Academy of Integrative Medicine, Fujian University of Traditional Chinese Medicine, Fuzhou, Fujian 350122, P.R. China.
Fujian Provincial Key Laboratory of Integrative Medicine on Geriatrics, Fuzhou, Fujian 350122, P.R. China.
Mol Med Rep. 2018 Dec;18(6):5594-5602. doi: 10.3892/mmr.2018.9575. Epub 2018 Oct 23.

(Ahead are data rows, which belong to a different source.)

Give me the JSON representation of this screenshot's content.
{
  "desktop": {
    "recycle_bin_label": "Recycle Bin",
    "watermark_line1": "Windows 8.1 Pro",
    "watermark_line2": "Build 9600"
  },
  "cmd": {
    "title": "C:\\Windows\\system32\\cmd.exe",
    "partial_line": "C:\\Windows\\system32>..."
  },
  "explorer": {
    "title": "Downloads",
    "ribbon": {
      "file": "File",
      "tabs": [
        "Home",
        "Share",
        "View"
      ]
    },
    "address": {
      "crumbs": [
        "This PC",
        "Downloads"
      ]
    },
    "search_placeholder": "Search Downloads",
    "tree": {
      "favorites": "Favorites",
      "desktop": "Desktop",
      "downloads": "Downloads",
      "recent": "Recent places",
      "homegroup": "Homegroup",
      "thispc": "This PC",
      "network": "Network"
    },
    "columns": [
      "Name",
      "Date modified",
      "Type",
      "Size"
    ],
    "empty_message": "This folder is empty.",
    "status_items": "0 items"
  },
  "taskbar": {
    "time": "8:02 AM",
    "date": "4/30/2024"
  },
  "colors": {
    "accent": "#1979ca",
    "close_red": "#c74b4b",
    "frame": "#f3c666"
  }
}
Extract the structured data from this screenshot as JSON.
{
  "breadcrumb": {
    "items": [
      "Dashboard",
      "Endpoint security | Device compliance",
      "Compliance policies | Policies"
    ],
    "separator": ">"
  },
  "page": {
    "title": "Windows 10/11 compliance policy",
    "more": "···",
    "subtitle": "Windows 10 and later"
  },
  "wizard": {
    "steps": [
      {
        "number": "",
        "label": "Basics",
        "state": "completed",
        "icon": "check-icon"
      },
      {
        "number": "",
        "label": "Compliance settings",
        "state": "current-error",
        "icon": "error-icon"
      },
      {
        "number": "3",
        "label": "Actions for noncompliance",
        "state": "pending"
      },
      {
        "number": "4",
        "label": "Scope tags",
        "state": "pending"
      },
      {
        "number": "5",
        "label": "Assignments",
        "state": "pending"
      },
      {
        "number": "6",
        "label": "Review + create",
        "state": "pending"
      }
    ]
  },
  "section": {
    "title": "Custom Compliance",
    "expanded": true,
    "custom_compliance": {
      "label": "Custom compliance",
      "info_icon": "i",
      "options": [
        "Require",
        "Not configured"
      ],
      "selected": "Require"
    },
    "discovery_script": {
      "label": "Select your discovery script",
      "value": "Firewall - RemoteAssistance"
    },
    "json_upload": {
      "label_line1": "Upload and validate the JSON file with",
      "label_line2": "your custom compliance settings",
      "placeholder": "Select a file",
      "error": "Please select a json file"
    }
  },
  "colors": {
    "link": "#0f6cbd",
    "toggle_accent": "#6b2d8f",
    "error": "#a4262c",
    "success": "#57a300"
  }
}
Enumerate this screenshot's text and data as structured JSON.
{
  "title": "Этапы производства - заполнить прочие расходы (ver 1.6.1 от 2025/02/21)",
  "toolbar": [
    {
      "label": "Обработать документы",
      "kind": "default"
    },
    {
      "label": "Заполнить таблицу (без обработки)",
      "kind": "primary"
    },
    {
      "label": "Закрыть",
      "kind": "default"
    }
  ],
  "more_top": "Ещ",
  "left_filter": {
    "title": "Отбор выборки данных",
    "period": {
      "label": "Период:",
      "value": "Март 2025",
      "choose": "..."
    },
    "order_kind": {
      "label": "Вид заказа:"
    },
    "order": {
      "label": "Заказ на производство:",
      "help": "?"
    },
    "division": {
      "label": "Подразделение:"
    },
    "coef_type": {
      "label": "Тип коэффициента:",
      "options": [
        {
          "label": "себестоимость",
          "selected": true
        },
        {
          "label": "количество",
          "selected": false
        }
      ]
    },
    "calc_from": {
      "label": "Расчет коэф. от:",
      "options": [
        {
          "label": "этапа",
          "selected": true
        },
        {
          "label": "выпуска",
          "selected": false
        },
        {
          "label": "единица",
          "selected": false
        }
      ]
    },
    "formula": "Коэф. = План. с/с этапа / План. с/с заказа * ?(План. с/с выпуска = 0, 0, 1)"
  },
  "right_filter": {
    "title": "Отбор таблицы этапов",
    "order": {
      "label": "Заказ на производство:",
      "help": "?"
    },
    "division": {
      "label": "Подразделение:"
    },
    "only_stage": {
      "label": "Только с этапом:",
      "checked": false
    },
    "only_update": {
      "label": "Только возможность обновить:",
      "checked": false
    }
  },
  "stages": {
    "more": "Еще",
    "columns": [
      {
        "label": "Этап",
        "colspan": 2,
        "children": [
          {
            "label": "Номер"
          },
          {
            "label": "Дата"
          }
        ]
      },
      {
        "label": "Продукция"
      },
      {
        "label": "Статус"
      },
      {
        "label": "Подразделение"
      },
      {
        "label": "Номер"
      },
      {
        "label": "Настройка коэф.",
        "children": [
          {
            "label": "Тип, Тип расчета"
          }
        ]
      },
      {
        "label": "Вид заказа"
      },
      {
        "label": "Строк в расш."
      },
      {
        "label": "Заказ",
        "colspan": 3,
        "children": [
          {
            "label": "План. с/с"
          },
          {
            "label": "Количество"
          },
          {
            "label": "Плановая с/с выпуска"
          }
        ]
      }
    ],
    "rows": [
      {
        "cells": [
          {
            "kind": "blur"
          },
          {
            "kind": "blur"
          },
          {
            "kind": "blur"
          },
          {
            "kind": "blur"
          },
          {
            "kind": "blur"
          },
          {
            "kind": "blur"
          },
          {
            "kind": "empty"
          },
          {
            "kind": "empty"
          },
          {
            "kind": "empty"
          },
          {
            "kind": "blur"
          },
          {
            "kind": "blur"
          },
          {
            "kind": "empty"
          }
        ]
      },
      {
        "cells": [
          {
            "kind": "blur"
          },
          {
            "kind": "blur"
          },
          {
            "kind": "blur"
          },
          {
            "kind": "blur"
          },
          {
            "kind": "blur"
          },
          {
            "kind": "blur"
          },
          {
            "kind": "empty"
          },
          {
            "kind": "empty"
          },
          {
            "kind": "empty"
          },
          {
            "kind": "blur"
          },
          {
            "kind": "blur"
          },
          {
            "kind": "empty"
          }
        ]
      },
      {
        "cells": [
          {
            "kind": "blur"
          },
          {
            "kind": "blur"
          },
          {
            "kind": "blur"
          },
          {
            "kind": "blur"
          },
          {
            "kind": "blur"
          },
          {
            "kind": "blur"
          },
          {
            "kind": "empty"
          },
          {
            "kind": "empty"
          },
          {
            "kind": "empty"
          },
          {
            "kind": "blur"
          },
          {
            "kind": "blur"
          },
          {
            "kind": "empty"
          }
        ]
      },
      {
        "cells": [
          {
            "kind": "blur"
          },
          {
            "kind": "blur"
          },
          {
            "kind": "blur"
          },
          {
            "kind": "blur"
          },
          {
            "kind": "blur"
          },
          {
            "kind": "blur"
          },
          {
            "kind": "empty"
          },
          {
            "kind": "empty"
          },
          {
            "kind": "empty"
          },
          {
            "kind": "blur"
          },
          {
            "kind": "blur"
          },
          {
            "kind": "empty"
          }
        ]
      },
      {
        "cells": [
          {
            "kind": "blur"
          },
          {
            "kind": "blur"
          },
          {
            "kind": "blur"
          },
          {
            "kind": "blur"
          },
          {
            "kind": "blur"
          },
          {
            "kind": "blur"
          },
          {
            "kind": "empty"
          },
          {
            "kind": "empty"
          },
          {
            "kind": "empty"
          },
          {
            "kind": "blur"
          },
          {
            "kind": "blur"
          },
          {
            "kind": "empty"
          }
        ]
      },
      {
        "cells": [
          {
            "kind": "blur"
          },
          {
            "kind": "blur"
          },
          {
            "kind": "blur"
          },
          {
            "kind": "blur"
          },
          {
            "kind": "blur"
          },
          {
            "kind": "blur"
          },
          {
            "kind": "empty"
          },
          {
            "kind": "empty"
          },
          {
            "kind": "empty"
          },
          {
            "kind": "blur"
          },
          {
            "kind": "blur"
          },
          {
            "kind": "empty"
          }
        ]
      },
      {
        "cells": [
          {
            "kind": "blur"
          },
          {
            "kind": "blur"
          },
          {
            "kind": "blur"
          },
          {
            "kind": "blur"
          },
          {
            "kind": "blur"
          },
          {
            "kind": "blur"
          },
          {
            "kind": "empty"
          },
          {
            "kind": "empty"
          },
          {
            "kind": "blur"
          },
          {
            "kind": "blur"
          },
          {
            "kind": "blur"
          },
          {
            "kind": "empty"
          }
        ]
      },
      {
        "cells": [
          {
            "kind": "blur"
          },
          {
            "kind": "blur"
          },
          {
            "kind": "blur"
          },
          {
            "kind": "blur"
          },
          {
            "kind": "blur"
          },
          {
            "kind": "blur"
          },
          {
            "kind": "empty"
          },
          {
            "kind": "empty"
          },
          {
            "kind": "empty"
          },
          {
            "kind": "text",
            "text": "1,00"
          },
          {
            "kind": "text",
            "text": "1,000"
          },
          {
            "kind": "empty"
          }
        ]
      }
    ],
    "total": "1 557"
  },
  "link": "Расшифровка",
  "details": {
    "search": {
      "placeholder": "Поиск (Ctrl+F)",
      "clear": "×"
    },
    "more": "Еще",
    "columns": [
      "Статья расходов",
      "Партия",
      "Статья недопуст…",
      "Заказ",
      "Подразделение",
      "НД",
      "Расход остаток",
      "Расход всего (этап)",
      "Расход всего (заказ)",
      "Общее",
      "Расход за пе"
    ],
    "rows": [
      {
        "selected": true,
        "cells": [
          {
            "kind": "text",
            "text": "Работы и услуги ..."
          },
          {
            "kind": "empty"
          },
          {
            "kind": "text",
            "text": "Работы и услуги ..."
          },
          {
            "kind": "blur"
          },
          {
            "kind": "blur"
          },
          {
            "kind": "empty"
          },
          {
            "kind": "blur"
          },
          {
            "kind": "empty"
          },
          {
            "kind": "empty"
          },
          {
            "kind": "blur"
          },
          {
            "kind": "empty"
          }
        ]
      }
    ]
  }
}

Osteoarthritis (OA) is a chronic arthropathy that occurs in the middle‑aged and elderly population. The present study aimed to identify gene signature differences between synovial cells from OA synovial membrane with and without inflammation, and to explain the potential mechanisms involved. The differentially expressed genes (DEGs) between 12 synovial membrane with inflammation and 12 synovial membrane without inflammation from the dataset GSE46750 were identified using the Gene Expression Omnibus 2R. The DEGs were subjected to enrichment analysis, protein‑protein interaction (PPI) analysis and module analysis. The analysis results were compared with text‑mining results. A total of 174 DEGs were identified. Gene Ontology enrichment results demonstrated that functional molecules encoded by the DEGs primarily had extracellular location, molecular functions predominantly involving 'chemokine activity' and 'cytokine activity', and were associated with biological processes, including 'inflammatory response' and 'immune response'. The Kyoto Encyclopedia of Genes and Genomes results demonstrated that DEGS may function through pathways associated with 'rheumatoid arthritis', 'chemokine signaling pathway', 'complement and coagulation cascades', 'TNF signaling pathway', 'intestinal immune networks for IgA production', 'cytokine‑cytokine receptor interaction', 'allograft rejection', 'Toll‑like receptor signaling pathway' and 'antigen processing and presentation'. The top 10 hub genes [interleukin (IL)6, IL8, matrix metallopeptidase (MMP)9, colony stimulating factor 1 receptor, FOS proto‑oncogene, AP1 transcription factor subunit, insulin‑like growth factor 1, TYRO protein tyrosine kinase binding protein, MMP3, cluster of differentiation (CD)14 and CD163] and four gene modules were identified from the PPI network using Cytoscape. In addition, text‑mining was used to identify the commonly used drugs and their targets for the treatment of OA. It was initially verified whether the results of the present study were useful for the study of OA treatment targets and pathways. The present study provided insight for the molecular mechanisms of OA synovitis. The hub genes and associated pathways derived from analysis may be targets for OA treatment. IL8 and MMP9, which were validated by text‑mining, may be used as molecular targets for the OA treatment, while other hub genes require further validation.
骨关节炎(OA)是一种发生在中老年人中的慢性关节病。本研究旨在鉴定有炎症和无炎症的滑膜细胞之间滑膜组织的基因特征差异,并解释潜在的相关机制。通过基因表达综合数据库 2R 分析数据集 GSE46750 中 12 例炎症性滑膜膜和 12 例非炎症性滑膜膜之间的差异表达基因(DEGs)。对 DEGs 进行富集分析、蛋白-蛋白相互作用(PPI)分析和模块分析。并将分析结果与文本挖掘结果进行比较。共鉴定出 174 个 DEGs。基因本体论富集结果表明,DEGs 编码的功能分子主要位于细胞外位置,分子功能主要涉及“趋化因子活性”和“细胞因子活性”,并与“炎症反应”和“免疫反应”等生物过程相关。京都基因与基因组百科全书结果表明,DEGs 可能通过与“类风湿关节炎”、“趋化因子信号通路”、“补体和凝血级联”、“TNF 信号通路”、“IgA 产生的肠道免疫网络”、“细胞因子-细胞因子受体相互作用”、“同种异体移植排斥”、“Toll 样受体信号通路”和“抗原加工和呈递”相关的途径发挥作用。通过 Cytoscape 从 PPI 网络中鉴定出前 10 个枢纽基因[白细胞介素(IL)6、IL8、基质金属蛋白酶(MMP)9、集落刺激因子 1 受体、FOS 原癌基因、AP1 转录因子亚基、胰岛素样生长因子 1、TYRO 蛋白酪氨酸激酶结合蛋白、MMP3、分化群(CD)14 和 CD163]和 4 个基因模块。此外,还使用文本挖掘来识别治疗 OA 的常用药物及其靶点。最初验证了本研究的结果是否有助于 OA 治疗靶点和途径的研究。本研究为 OA 滑膜炎的分子机制提供了深入了解。分析得出的枢纽基因和相关途径可能是 OA 治疗的靶点。通过文本挖掘验证的 IL8 和 MMP9 可能作为 OA 治疗的分子靶点,而其他枢纽基因需要进一步验证。